Articles
30 October 2019

Belgium: A pleasant surprise

With an economic growth of 0.4% in the third quarter, the Belgian economy is performing better than expected. This is enough to raise our growth forecast for 2019 and 2020, but not enough to believe that we are close to a strong recovery 

Better than expected

According to the first estimate of the national accounts, GDP grew by 0.4% in the third quarter compared to the previous quarter. Considering the upward revision of growth in the second quarter (0.3% instead of 0.2%), economic activity increased by 1.6% year-on-year. This figure is a real surprise. Economic indicators suggested that growth would be much lower. Similarly, the national bank's nowcasting models predicted growth of 0.2%.

Consumption in the lead

In the absence of data on the components of GDP, it is not known yet what is driving this rather robust growth. However, the details of the household and business surveys give some possible explanations:

- While on the supply side, the industrial sector seems to be suffering from international trade tensions, the services sector remained more resilient, at least until the third quarter.

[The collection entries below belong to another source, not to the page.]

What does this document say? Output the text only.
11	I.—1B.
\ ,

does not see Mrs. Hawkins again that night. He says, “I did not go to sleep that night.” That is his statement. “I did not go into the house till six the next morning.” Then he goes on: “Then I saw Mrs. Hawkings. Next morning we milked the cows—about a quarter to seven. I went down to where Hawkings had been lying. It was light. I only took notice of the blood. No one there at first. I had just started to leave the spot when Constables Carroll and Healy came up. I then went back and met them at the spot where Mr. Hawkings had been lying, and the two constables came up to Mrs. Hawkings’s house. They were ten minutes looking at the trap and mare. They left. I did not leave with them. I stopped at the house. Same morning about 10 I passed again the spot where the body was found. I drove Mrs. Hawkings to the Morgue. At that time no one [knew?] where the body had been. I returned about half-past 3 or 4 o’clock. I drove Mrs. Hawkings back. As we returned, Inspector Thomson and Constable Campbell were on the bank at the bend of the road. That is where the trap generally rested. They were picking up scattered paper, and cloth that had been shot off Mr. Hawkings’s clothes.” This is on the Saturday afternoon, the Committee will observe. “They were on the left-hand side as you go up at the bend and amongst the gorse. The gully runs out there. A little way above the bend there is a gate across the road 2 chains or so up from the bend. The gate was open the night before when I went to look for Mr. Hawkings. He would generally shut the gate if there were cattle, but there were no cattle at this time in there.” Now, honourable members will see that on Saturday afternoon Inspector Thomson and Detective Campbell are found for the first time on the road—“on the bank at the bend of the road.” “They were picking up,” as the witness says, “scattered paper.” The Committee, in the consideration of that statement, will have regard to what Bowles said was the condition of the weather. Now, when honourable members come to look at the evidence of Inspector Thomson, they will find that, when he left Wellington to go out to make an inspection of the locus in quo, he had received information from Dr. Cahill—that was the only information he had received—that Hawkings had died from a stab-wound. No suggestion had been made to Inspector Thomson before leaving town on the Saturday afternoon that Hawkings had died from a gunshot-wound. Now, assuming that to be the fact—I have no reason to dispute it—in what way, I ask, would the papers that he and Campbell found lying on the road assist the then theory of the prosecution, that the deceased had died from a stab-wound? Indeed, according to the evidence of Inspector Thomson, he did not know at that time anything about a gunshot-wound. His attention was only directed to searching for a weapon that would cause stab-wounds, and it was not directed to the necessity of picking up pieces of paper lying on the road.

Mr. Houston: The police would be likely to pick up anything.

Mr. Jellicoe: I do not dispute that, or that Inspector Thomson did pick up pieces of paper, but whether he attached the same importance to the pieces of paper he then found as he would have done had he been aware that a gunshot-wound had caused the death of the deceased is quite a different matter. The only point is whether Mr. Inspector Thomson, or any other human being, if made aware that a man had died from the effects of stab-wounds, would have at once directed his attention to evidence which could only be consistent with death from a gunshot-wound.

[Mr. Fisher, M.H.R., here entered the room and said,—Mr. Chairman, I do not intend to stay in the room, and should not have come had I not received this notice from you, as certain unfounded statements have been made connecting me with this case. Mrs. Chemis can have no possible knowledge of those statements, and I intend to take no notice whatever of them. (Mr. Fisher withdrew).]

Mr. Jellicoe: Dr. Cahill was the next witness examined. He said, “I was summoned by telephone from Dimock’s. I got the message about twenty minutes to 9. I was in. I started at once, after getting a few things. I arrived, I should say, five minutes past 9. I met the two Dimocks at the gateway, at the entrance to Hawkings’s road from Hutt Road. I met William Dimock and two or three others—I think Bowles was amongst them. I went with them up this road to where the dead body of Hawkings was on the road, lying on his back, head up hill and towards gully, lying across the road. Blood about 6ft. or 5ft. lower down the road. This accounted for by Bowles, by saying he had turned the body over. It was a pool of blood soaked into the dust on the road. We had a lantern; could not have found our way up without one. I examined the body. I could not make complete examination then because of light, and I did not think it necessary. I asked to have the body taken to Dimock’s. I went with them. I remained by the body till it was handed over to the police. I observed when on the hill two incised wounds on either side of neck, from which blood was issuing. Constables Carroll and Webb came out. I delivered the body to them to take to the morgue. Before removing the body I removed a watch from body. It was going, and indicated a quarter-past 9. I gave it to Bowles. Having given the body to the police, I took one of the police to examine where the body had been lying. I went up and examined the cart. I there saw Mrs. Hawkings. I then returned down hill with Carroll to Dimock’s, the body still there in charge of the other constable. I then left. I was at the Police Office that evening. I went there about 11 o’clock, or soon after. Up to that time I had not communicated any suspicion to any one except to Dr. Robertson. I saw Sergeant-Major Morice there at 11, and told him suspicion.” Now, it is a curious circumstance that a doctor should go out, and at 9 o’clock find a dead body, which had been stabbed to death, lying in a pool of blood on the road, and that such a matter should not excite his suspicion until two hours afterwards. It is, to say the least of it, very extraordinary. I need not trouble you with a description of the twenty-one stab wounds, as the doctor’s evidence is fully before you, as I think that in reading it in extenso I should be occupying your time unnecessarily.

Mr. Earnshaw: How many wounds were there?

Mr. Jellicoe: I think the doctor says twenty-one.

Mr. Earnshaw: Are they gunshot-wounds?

- Similarly, retail trade seems to have maintained a good pace of activity in the third quarter. This is also confirmed by the fact that despite a deterioration in consumers confidence, their purchases of durable goods remained at a good level. On the demand side, it would therefore not be surprising to see a robust growth figure for household consumption.

- Finally, stock building may also have driven economic growth up in the third quarter.

Scenario unchanged

The important question is obviously whether this robust growth can be maintained in the coming quarters. We do not think so. First, several confidence indicators declined again in October. Second, given the importance of foreign trade for the Belgian economy, it would be very surprising to maintain dynamic domestic demand in a global economic context marked by subdued trade growth and protectionist tensions. The sharp deterioration in industrial activity is expected to eventually affect other sectors of the economy.

In conclusion, although the good figure published today makes it possible to raise the growth forecasts for this year and next (1.3% this year, 0.8% in 2020), it is not likely to radically change our scenario: we still expect an economic bottom at the beginning of 2020 and, more generally, weak economic growth.